When I know I'm going to see a movie, I won't watch the trailer. There are times when I've been traveling that I've opted to leave the guide book buried in my pack for a week or two. It seems a little silly, but there it is.

But I digress. What I was going to say is that EVEN though I am loving this sedentary summer, I recognize my own propensity toward extremes, and figured it would be important to balance the sedentary-ness by getting out backpacking at least once. And of course I always have to drag some young people along.

Mission Accomplished! When: last weekend. Where: Foss Lakes, Alpine Lakes Wilderness Area. Weather: Terrible.

It seems we encountered what seems to have been the ONLY ridiculously bad weather in the region. When I returned and asked people how the weather had been in Seattle, they said, simply, "fine." As if they couldn't fathom why I might ask the question.

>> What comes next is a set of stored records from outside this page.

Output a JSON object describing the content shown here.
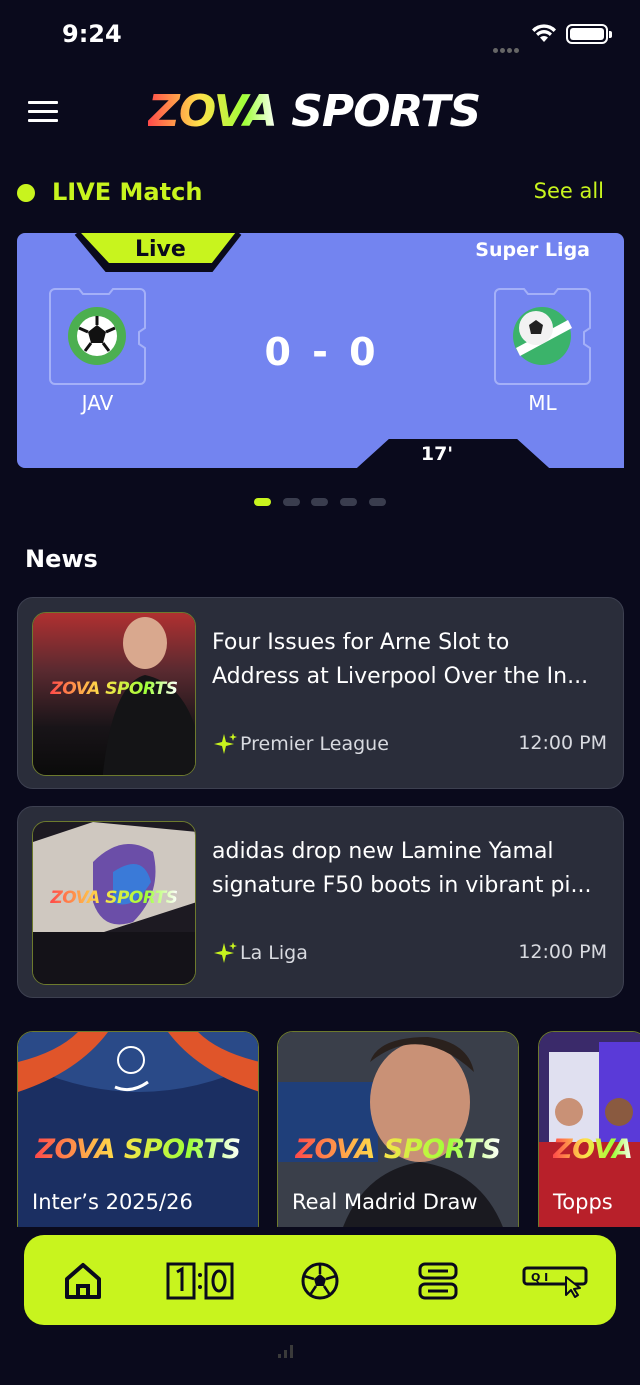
{
  "status_bar": {
    "time": "9:24"
  },
  "header": {
    "logo_part1": "ZOVA",
    "logo_part2": "SPORTS"
  },
  "live_section": {
    "title": "LIVE Match",
    "see_all": "See all"
  },
  "live_match": {
    "status": "Live",
    "league": "Super Liga",
    "home_team": "JAV",
    "away_team": "ML",
    "score": "0 - 0",
    "minute": "17'"
  },
  "carousel": {
    "count": 5,
    "active_index": 0
  },
  "news_section": {
    "title": "News"
  },
  "news": [
    {
      "headline_line1": "Four Issues for Arne Slot to",
      "headline_line2": "Address at Liverpool Over the In...",
      "league": "Premier League",
      "time": "12:00 PM",
      "thumb_logo": "ZOVA SPORTS"
    },
    {
      "headline_line1": "adidas drop new Lamine Yamal",
      "headline_line2": "signature F50 boots in vibrant pi...",
      "league": "La Liga",
      "time": "12:00 PM",
      "thumb_logo": "ZOVA SPORTS"
    }
  ],
  "stories": [
    {
      "caption": "Inter’s 2025/26",
      "logo": "ZOVA SPORTS"
    },
    {
      "caption": "Real Madrid Draw",
      "logo": "ZOVA SPORTS"
    },
    {
      "caption": "Topps",
      "logo": "ZOVA"
    }
  ],
  "tabbar": {
    "active": "home",
    "tabs": [
      "home-icon",
      "scoreboard-icon",
      "football-icon",
      "fixtures-icon",
      "search-icon"
    ]
  },
  "colors": {
    "accent": "#c8f41e",
    "background": "#0a0a1c",
    "match_card": "#7384f0",
    "card": "#2a2d3a"
  }
}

As if they simply wouldn't believe that most of our youth had spent the last night of the trip eating dinner in their bare feet and underwear because all their clothes were wet; that they preferred near-nakedness in the cool drizzle to their sodden clothes.


Yes, it was rough. It was tough. It was tumble and it was definitely stumble. It was soaked and sore and stubbed and short-tempered and tried-patience and quiet mornings that lasted all of twenty minutes. It was backpacking with six youth who had never been backpacking, c'est la vie.

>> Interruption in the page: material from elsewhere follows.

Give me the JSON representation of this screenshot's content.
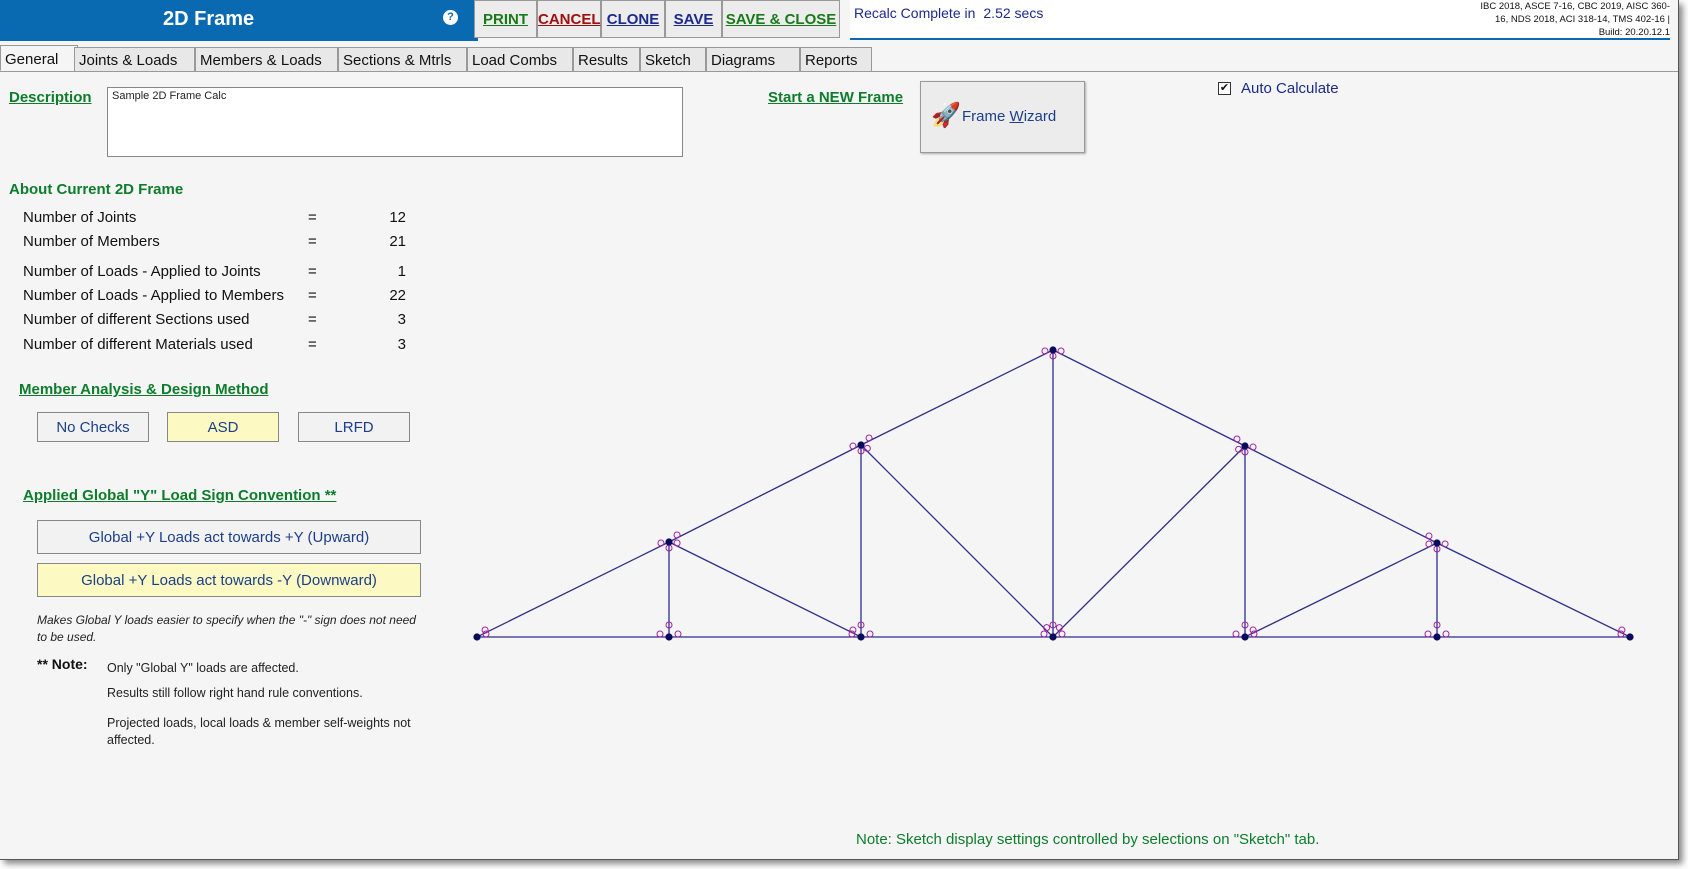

In the end, we marched into the Mountain View Diner in Gold Bar, in long underwear and soggy boots, plunked down, ordered burgers the size of our heads, and called it a great trip.

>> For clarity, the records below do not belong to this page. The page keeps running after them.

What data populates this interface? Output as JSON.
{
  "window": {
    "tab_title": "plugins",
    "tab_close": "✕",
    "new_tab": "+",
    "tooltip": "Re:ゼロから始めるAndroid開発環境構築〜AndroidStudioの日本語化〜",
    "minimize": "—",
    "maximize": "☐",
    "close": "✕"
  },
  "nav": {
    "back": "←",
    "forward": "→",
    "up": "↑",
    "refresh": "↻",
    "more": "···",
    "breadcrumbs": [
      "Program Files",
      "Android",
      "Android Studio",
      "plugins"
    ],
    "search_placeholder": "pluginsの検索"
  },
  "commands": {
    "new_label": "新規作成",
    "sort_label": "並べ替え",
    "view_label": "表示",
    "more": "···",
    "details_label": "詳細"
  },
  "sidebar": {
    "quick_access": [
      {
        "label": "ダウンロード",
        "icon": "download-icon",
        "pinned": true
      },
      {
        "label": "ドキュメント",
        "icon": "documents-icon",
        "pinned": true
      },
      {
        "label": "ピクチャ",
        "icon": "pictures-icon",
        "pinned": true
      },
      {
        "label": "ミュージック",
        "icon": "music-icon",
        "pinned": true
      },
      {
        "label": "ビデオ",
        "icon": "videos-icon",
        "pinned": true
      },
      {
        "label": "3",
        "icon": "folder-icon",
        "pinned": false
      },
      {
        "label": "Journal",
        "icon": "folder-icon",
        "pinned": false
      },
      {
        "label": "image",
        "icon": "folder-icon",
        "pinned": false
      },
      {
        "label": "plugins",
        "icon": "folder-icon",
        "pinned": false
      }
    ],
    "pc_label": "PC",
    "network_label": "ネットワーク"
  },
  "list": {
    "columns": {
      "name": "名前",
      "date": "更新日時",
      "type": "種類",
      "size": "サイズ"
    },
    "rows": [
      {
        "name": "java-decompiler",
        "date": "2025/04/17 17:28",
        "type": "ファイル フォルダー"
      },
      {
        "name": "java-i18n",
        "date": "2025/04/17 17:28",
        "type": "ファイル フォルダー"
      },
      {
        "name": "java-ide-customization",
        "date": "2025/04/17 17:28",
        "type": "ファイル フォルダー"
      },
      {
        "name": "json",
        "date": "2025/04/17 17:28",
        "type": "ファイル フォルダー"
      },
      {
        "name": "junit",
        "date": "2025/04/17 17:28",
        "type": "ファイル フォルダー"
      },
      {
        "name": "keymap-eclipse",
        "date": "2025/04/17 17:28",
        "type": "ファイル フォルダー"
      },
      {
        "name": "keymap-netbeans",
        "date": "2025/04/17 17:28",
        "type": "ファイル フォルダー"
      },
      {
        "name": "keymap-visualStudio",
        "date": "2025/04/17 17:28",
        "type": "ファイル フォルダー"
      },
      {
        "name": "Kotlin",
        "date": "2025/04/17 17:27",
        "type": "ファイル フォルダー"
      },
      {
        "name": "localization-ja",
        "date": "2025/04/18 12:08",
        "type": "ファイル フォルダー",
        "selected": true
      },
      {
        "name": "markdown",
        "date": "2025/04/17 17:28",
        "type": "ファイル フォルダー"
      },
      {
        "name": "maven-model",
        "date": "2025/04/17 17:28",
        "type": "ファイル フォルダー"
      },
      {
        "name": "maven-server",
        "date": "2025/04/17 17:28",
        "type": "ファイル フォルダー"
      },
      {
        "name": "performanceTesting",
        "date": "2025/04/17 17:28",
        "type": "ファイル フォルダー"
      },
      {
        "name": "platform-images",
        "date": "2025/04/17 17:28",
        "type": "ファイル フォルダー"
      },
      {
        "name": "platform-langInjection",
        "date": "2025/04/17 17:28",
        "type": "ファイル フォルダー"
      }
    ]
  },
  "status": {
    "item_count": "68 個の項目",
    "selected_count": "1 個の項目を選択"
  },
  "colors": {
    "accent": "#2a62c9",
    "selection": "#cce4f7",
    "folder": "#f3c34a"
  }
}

The amazing thing about young people is their resilience. I was not soaked to the extent that they were (mostly because I put my rain gear on when it started raining rather than after I got wet), but if I had been, I would have been twice as miserable as them. They took it in stride. Perhaps they didn't know better. Perhaps they thought this is what backpacking IS. And it is, I suppose, sometimes.

It's good to get out there, no matter what. My love of gardening (though still fairly nascent) and my love of the wilderness are inseparable. I would even go so far as to say that together they represent the two sides of being human. There is the portion of me that is fairly domestic, which I can know, cultivate, control. And there is the portion of me that is wild; that will always be outside my sphere of absolute knowledge; that is rife with the unknown; that is not a sheltered garden but a wilderness in which frigid rains may fall.

I must allow it to remain this way, not only because it is freeing to do so, but because to attempt to cultivate everything--as we know, now, from the study of ecology--is ultimately destructive. We cannot effectively control what we do not understand, and we will never understand everything.

Which doesn't mean we shouldn't seek to understand it.

Funny enough, in gardening one is forced to recognize that even in the sphere within which we claim knowledge, we are still responding always to new things, new developments. The world is in constant flux. Pests arrive in irrationally large numbers, something doesn't fruit for no apparent reason, a raccoon digs up a bed. We exist in a living continuum. It moves, and we have to move with it.

If we let it, it keeps us on our toes. It makes us pay attention. And if we keep paying attention, then what?

My guess is that I'll learn something.